J'admets que cela peut être effrayant au départ,
mais une fois que le processus est enclenché, la
passion prend vite le dessus. Question
: Comment es-tu parvenu à rendre cet exploit possible
?
Réponse
: A force de travail et de rigueur. Un répertoire
classique ne se travaille pas comme une chanson
rock, pop ou variété. Il demande une rigueur extrême.
Le moindre faux pas et tu rates tout... A l'époque
de Vivaldi, la guitare n'existait pas, ce qui complique
la démarche d'inclure un instrument inexistant à
l'époque. Il n'y avait pas d'équivalent dans son
oeuvre. Il a donc fallu repenser toute son oeuvre
et insérer la guitare sans dénaturer le travail
original.
Si tu écoutes bien, mise à part
la guitare, je n'ai rien changé du tout. Pour le
concert, les musiciens avaient une partition de
Vivaldi avec ma grille ajoutée. En aucun cas, je
me serais permis de travestir la magnifique oeuvre
de Vivaldi. Tout au plus, je me suis octroyé la
permission d'y apporter une vision personnelle qui,
je l'espère, n'a choqué personne.
Question
: Après Hendrix, tu t’attaques à Vivaldi. Tu spécialises
dans le défunt?
Réponse
: Non, mais je dois bien admettre que je suis un
inconditionnel de certain artistes et que malheureusement,
pour la plupart, ils sont décédés. Je n'ai jamais
accepté une étiquette quelle qu'elle soit. Je suis
parti du groupe Scorpions alors que nous commencions
à humer la gloire. J'ai choisi, à ce moment-là,
une carrière plus artistique et plus modeste juste
histoire de ne pas sombrer dans le tourbillon du
succès qui a toujours été néfaste pour la création.
Il suffit de constater l'excellent travail
de compositeurs comme Mozart, Beethoven, Vivaldi
et d'autres pour comprendre que l’absence de médiatisation
leur a permis de se concentrer sur l'essentiel de
leur travail : la musique. Lorsque tu deviens une
star du "show business", tu passes les
trois quarts de ton temps à ne pas faire de musique,
mais à parler de musique et à disserter sur des
questions existentielles qui t'éloignent de ta démarche
initiale, faire de la musique. Et souviens-toi de
ce dicton : Ce sont ceux qui en parlent le plus
qui en font le moins...
Question
: Certes, mais avec le nombre d’artistes qui sortent
en même temps de nos jours, la médiatisation se
révèle parfois nécessaire ! Réponse
: Oui, pour les gens qui n'ont pas de talent. Regarde
les plus grands, McCartney, Bowie, Prince, ils n'ont
pas besoin de se compromettre pour vendre des disques;
seules les étoiles filantes comme les boys bands
et aujourd'hui les vainqueurs des émissions de télé
réalité nécessitent d'être matraqués pour vendre.

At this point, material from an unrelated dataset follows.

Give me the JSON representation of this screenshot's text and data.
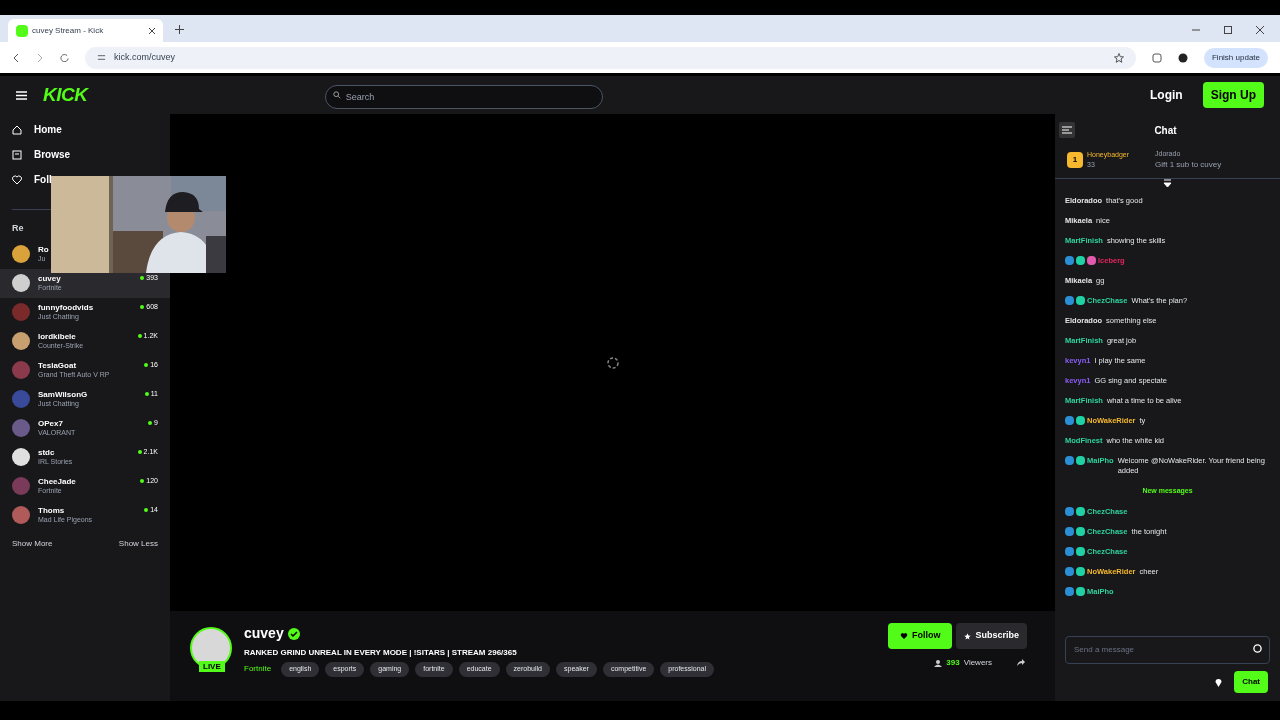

La preuve, dès qu'une nouvelle vague arrive, combien
d'entre eux survivent ?
Question
: Tu as une vision très marginale du métier, est
pour cette raison que tu as eu besoin de te marginaliser
encore davantage en prenant un risque aussi évident
? Réponse
: Non, je n'ai jamais eu de plan de carrière, je
suis toujours là où j'ai envie d'être, mais il est
vrai, jamais là où l'on m'attend. Mais n'est-ce
pas cela le propre de la création et la vie d'un
artiste ? Question
: Reprendre une telle oeuvre a-t-il eu des conséquences
sur ton jeu de guitare ?
Réponse
: Evidemment. J'ai dû retravailler mon approche
de l'instrument. J'ai dû recommencer à interpréter
certaines parties à un tempo très bas pour habituer
mes doigts à être en place et en mesure. J'ai passé
des semaines entières pour parvenir à un tel résultat.
Jouer des accords barrés est à la portée de tout
idiot, mais jouer du classique ne l'est absolument
pas du tout !!! Je mets au défi tout guitariste
se prenant pour un virtuose de réaliser une telle
expérience sans en ressortir complètement changé.

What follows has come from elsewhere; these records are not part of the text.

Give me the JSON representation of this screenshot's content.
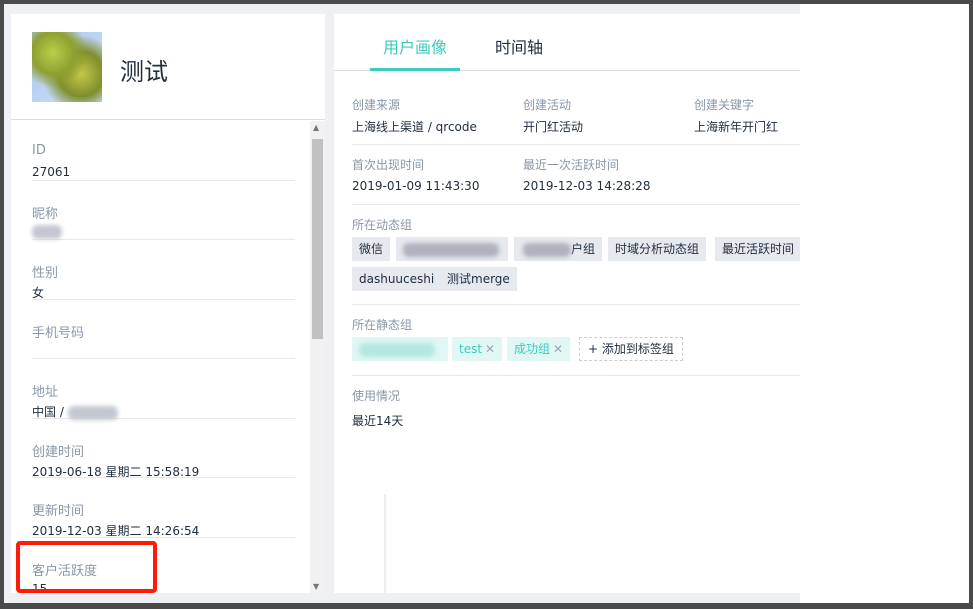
{
  "user": {
    "name": "测试"
  },
  "fields": [
    {
      "label": "ID",
      "value": "27061"
    },
    {
      "label": "昵称",
      "value": ""
    },
    {
      "label": "性别",
      "value": "女"
    },
    {
      "label": "手机号码",
      "value": ""
    },
    {
      "label": "地址",
      "value": "中国 /"
    },
    {
      "label": "创建时间",
      "value": "2019-06-18 星期二 15:58:19"
    },
    {
      "label": "更新时间",
      "value": "2019-12-03 星期二 14:26:54"
    },
    {
      "label": "客户活跃度",
      "value": "15"
    }
  ],
  "tabs": [
    {
      "label": "用户画像",
      "active": true
    },
    {
      "label": "时间轴",
      "active": false
    }
  ],
  "profile": {
    "source_label": "创建来源",
    "source_value": "上海线上渠道 / qrcode",
    "activity_label": "创建活动",
    "activity_value": "开门红活动",
    "keyword_label": "创建关键字",
    "keyword_value": "上海新年开门红",
    "first_seen_label": "首次出现时间",
    "first_seen_value": "2019-01-09 11:43:30",
    "last_active_label": "最近一次活跃时间",
    "last_active_value": "2019-12-03 14:28:28",
    "dynamic_groups_label": "所在动态组",
    "dynamic_groups": [
      "微信",
      "",
      "户组",
      "时域分析动态组",
      "最近活跃时间",
      "dashuuceshi",
      "测试merge"
    ],
    "static_groups_label": "所在静态组",
    "static_groups": [
      "",
      "test",
      "成功组"
    ],
    "add_tag_label": "+ 添加到标签组",
    "usage_label": "使用情况",
    "usage_value": "最近14天"
  },
  "colors": {
    "accent": "#3ccbbf",
    "highlight": "#ff1a0a"
  }
}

Je relève tout de suite le pari !
Question
: Jouer sur une guitare 7 cordes t'a-t-il permis
de te faciliter cette démarche ?
Réponse
: Sans aucun doute, j'ai dû aller chercher des notes
que seul un piano peut interpréter et que par conséquent
une guitare six cordes ne pourra jamais atteindre.
Une sept cordes te permet d'avoir un spectre technique
plus large et donc de trouver des notes et des ambiances
plus proches du monde classique.
Question
: As-tu une envie aussi grande de laisser une empreinte
d’artiste incompris et puriste de ton passage dans
le monde musical pour reprendre Hendrix ou Vivaldi
?
Réponse
: Non, je ne te suivrai pas dans cette direction.
Je ne suis pas aussi mégalo que tu l'imagines. J'aime
la musique et je veux me faire plaisir, c'est tout
! Pour le reste, ma carrière démontre que je n'ai
jamais rien cherché de ce genre. Je ne tiens pas
à être starifié ni adulé, je veux juste que la musique,
la mienne ou celle des autres, soit appréciée et
reconnue.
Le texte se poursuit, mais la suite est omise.